On a more personally meaningful level, walking into this lavatory fairly took my breath away, and it had nothing to do with the bloke standing at the sink, washing his hands and grinning.
This image is one of my repeating nightmares physically realised; a horror of my darkest subconscious brought to life. In my nightmares I’m desperate for the toilet (usually number twos) and the only toilet I can find is one in plain view of everyone. But no one is around and I’m so desperate I have to go. And I do. In my dreams, I’ve just reached the point of no return: I’m in the act of releasing the hounds – their leads are off – when the room starts filling with people. That’s usually when I wake up, sweating, gasping for breath and fumbling around in the bed sheets to learn whether I’ve crossed a line. (For the record I have never followed through, so to speak, with my bodily functions in my dreams.)
Back to this toilet. I have no intention of using it, no matter how desperate I am. (There is no lock on the door to the room, which opens onto a busy corridor.) I don’t even think I’ll use the urinal. I mean, can you imagine how embarrassing it would be to be making use of either item of sanitary ware and someone walks in to use the other? (Note roll of bog paper on the floor indicating someone is using it already.) You’d have to acknowledge each other. Eye contact would be inevitable. And then how could one not say something. If I was standing there taking a piss and someone came in for a dump I wouldn’t be able to stop myself from bursting out laughing. Even if I didn’t know them. It would be so embarrassing to have to stand there listening to them evacuating their bowels. And the smell. No, it’s not right. I can’t imagine what was going through the minds of those involved in the process of planning to installation. It reminds me of the wheelchair access ramp fitted at my old school. (Always worth including my favourite image of all time.)
Good news for me this week is that I’m back doing what I enjoy most – making up stories and then writing them down. Monday evening, after the Halfling had finally succumbed to sleep, I opened up a bottle of wine and then the file on my computer that holds the second Booker & Cash. I had fifty thousand words done before I stopped for the summer break and couldn’t remember much of it. (Probably not a good sign, I thought.) But I like it a lot. It made me laugh in a couple of places. Most of the unfolding plot surprised me as I was going along, which was nice to experience, although, again, as the author mildly disturbing.
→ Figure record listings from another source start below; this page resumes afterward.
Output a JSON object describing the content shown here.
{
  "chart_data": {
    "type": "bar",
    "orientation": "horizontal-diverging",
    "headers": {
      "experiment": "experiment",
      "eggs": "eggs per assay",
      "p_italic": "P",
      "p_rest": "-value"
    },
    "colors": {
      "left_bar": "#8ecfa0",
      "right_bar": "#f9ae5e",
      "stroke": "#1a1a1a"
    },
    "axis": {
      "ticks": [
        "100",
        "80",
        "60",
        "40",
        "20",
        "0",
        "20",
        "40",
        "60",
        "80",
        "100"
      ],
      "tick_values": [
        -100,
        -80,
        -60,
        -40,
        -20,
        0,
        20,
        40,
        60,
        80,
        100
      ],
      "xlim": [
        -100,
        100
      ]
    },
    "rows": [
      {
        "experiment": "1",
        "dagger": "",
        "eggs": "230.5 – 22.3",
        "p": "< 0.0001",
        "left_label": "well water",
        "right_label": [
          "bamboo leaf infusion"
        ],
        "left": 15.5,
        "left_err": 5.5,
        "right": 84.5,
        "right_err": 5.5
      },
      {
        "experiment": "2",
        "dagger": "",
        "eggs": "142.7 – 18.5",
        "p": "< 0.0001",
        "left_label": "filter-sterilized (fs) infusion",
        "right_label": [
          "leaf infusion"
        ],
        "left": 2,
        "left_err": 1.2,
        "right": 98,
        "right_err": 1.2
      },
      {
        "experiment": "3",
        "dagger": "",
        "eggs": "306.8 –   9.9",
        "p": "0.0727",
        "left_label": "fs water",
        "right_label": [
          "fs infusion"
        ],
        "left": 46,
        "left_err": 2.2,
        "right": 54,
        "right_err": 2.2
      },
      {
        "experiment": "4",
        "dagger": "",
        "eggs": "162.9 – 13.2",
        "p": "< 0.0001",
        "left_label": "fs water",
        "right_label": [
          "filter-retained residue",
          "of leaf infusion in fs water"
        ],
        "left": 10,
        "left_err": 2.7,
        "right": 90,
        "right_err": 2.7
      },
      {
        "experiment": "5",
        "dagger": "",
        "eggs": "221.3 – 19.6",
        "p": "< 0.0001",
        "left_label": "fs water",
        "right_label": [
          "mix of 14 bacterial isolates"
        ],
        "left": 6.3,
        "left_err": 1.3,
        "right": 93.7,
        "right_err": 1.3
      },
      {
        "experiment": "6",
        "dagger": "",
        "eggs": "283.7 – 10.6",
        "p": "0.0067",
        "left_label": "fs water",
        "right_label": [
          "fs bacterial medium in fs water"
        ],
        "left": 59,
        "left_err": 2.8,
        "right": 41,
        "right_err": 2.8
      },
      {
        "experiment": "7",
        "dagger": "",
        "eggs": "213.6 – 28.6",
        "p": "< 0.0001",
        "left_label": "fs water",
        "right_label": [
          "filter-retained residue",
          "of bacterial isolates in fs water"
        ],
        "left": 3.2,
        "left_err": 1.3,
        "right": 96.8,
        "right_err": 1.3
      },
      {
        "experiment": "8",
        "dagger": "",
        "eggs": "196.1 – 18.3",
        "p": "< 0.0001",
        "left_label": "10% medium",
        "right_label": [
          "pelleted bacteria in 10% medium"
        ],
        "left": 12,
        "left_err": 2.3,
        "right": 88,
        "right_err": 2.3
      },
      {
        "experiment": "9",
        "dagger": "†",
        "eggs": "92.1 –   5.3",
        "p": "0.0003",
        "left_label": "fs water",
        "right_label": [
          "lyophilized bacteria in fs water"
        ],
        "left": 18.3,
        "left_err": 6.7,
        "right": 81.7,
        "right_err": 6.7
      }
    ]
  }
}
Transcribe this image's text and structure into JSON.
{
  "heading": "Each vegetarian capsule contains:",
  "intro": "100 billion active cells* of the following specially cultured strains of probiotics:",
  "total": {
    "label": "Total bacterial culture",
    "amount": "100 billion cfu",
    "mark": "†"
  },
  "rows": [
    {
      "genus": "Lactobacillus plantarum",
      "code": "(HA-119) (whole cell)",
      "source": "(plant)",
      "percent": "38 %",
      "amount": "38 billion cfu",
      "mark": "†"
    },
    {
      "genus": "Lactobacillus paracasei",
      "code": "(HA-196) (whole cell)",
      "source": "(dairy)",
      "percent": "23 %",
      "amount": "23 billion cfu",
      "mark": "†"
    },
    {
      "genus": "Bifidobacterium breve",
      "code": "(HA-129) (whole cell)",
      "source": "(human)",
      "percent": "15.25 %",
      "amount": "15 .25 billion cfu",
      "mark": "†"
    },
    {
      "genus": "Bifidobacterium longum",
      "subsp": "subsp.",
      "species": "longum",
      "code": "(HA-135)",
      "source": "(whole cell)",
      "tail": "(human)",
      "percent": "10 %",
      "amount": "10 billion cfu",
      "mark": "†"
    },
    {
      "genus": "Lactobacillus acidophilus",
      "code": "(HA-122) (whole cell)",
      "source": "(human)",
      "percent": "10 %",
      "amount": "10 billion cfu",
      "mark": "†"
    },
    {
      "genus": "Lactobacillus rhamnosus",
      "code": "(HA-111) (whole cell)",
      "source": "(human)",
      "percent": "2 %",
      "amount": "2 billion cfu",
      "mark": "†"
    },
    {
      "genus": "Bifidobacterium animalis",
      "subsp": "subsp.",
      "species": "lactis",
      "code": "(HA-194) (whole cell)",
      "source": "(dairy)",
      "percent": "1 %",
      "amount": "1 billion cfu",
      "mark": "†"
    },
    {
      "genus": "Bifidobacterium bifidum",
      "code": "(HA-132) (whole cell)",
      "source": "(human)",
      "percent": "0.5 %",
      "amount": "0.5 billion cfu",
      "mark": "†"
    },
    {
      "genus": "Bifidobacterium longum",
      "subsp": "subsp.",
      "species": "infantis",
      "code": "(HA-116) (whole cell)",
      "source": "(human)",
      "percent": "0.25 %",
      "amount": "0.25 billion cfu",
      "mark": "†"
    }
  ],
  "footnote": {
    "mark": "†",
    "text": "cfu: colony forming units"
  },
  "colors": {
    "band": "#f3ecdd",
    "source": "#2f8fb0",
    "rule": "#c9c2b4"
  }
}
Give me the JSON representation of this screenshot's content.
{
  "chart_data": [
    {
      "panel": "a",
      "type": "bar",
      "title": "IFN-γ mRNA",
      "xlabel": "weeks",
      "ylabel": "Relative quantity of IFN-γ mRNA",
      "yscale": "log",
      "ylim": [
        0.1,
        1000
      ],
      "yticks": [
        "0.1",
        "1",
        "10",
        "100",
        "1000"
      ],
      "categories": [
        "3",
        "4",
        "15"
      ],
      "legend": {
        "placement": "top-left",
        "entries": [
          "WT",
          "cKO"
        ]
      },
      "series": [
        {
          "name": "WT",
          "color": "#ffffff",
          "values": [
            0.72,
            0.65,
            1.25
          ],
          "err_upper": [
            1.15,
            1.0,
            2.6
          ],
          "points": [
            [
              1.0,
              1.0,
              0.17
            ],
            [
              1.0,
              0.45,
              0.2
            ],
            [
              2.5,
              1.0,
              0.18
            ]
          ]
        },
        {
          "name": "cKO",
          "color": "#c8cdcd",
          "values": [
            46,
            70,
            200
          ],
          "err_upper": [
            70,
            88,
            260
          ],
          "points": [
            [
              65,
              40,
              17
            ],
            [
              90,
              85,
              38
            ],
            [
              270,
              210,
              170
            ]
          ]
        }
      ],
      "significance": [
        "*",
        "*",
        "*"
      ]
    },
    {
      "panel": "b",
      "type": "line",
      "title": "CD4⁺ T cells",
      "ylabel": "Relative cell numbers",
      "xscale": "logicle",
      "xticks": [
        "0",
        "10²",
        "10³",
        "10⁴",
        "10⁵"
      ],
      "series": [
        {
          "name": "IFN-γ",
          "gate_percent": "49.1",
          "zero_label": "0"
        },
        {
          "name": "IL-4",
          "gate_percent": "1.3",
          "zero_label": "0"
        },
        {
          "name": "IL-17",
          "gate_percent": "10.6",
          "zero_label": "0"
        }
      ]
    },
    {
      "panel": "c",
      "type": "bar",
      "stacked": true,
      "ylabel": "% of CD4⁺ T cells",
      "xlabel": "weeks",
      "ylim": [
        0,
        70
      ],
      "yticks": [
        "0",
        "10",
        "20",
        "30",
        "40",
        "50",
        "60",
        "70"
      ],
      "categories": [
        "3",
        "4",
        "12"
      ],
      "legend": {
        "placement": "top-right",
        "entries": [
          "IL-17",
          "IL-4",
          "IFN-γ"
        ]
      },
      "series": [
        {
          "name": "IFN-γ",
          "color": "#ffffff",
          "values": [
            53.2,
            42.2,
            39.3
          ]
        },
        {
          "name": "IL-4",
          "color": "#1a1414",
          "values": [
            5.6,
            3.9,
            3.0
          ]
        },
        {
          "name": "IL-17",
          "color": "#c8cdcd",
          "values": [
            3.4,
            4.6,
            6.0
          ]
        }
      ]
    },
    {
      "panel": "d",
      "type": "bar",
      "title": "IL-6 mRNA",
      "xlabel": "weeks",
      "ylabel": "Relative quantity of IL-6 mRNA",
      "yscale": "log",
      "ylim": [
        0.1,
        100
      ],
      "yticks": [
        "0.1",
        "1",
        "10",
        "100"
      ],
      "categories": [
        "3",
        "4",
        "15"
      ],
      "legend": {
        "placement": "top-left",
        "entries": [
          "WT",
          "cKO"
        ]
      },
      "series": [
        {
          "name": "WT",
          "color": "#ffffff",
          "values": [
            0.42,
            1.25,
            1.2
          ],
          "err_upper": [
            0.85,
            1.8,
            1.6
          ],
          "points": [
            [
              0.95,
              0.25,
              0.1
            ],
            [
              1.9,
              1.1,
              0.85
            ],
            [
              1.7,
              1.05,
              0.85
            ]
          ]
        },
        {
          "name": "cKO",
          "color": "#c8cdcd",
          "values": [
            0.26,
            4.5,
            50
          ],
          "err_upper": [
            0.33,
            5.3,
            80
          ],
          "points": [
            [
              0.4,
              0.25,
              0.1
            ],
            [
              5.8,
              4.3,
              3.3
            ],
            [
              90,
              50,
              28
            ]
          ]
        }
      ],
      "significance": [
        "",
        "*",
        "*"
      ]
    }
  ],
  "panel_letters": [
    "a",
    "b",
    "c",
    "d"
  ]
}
As well as a couple of deliberate chuckles I came across a couple of accidental ones that I think are worth sharing here.
We were almost at the car when I let out a loud, ‘Shit!’ (Need to be careful with the punctuation on that one.)
A man clutching a couple of straining black bin bags came struggling up the stairs from the basement flat. He spared us a cursory glance as he tossed his load into a wheelie bin.
On second thoughts maybe I’ll leave them in.